Spotlight: Akinbode Adedeji

International influences have positioned Akinbode Adedeji, known as “Dr. Bode” to his students, to make an international impact. A food engineer in the Department of Biosystems and Agricultural Engineering, his research focuses on ensuring everyone in the world has a safe, reliable food supply. Having worked in four countries on three continents, he’s proud to tell people he now lives in the Horse Capital of the World. 

Q: How did you come to UK?
A: I am originally from southwest Nigeria, but I have spent 10 years in Canada. I got my undergraduate and master’s degrees in Nigeria and my doctorate at McGill University. After graduating, I went back to Nigeria and worked for a year and a half. Then I briefly took a position in France before accepting a position at Kansas State University. From there, I went back to Canada to be a research associate at McGill. I accepted a position at the University of Kentucky in 2014.

Q: When did you develop your passion for food engineering?
A: Originally, I wanted to be a chemical engineer, but I didn’t get into that program in Nigeria. I was drafted into the food engineering program, which was the first undergraduate program of its kind in Africa. I decided to stay with food engineering, because I felt like I could make a meaningful impact on humanity using engineering-based solutions.

Q: Can you tell me about your research at UK?
A: At UK, my research focuses in three areas. The first one is underutilized grain value-addition, which are grains that have not been fully explored but have potential for food applications. I’m specifically looking at different cultivars of proso millet grown in the United States. My second area is noninvasive methods for food quality assessment and for safety assurance. By using sound sensors and hyperspectral imaging, we can make sure food is actually what manufacturers claim it to be and prevent food fraud from health and religious standpoints. My third area is developing technology to help farmers in developing countries with storing and handling grain after harvest.

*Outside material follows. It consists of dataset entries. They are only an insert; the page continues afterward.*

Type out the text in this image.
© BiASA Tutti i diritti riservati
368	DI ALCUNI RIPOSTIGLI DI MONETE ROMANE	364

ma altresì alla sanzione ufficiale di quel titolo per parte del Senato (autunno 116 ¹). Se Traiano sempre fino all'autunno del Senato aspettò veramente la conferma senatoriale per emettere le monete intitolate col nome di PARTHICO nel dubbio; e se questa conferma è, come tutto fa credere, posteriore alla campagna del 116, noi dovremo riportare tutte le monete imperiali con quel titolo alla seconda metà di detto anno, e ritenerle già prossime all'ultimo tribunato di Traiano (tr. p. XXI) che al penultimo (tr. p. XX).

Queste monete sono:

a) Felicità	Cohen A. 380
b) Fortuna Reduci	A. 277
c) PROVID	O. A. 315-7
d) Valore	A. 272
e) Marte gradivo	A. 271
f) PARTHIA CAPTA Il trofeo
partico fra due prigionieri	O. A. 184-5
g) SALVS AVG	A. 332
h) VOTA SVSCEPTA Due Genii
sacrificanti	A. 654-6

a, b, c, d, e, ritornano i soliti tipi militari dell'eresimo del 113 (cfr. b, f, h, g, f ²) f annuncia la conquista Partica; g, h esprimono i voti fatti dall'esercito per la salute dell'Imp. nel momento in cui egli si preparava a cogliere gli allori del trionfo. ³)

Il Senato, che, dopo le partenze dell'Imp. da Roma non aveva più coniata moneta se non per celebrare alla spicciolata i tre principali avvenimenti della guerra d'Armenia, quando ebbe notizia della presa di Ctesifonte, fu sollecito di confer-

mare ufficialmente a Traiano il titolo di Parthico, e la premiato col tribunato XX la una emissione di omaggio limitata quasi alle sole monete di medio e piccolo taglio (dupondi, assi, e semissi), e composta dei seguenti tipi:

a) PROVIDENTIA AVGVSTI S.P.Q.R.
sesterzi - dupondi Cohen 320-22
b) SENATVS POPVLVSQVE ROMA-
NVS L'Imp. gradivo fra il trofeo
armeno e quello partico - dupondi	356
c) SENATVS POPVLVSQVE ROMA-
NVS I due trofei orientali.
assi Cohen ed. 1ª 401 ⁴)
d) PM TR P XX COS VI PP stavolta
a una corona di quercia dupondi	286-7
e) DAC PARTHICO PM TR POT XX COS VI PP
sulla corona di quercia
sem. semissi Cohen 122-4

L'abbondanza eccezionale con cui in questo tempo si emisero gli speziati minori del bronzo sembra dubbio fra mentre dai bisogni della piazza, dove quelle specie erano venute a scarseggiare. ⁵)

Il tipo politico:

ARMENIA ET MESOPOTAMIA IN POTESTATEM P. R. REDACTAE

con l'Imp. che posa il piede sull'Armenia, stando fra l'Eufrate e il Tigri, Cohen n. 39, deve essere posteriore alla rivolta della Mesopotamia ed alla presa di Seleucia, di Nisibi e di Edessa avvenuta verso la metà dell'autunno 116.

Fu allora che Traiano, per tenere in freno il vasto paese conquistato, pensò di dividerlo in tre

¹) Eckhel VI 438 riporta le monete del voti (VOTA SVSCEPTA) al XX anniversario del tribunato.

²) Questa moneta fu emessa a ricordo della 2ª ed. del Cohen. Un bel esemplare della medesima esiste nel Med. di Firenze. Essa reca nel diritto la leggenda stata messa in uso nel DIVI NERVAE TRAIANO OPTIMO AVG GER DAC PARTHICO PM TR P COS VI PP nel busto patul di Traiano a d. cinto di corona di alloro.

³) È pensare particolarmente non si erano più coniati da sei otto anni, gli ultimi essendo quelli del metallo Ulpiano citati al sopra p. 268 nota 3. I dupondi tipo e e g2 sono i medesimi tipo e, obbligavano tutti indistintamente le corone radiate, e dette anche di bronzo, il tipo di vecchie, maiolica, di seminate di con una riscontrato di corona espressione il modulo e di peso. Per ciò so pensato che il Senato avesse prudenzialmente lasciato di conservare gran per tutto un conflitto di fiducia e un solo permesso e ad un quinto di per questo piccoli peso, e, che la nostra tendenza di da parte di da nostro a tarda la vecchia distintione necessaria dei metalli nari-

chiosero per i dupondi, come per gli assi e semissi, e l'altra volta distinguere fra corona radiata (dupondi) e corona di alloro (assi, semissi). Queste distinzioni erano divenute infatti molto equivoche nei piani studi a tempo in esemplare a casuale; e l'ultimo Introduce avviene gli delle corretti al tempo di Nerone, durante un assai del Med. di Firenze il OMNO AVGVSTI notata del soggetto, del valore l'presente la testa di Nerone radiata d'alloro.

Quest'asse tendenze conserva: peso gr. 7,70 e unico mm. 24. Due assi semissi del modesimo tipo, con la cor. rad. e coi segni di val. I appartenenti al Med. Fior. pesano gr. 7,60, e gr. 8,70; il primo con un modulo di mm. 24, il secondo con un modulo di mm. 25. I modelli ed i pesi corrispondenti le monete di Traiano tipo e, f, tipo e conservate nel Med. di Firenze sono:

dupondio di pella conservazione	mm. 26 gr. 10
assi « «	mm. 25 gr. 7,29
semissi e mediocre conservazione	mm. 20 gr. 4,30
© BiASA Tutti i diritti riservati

Q: What do you enjoy most about your job?
A: The most exciting part of my job is mentoring students and international scholars who are visiting. I enjoy seeing students come into my classroom. They may not know a lot about the topic at first, but by the end of the class, they are displaying some level of deep understanding and proficiency in the subject. I also enjoy seeing my students doing well for themselves and making an impact in their careers.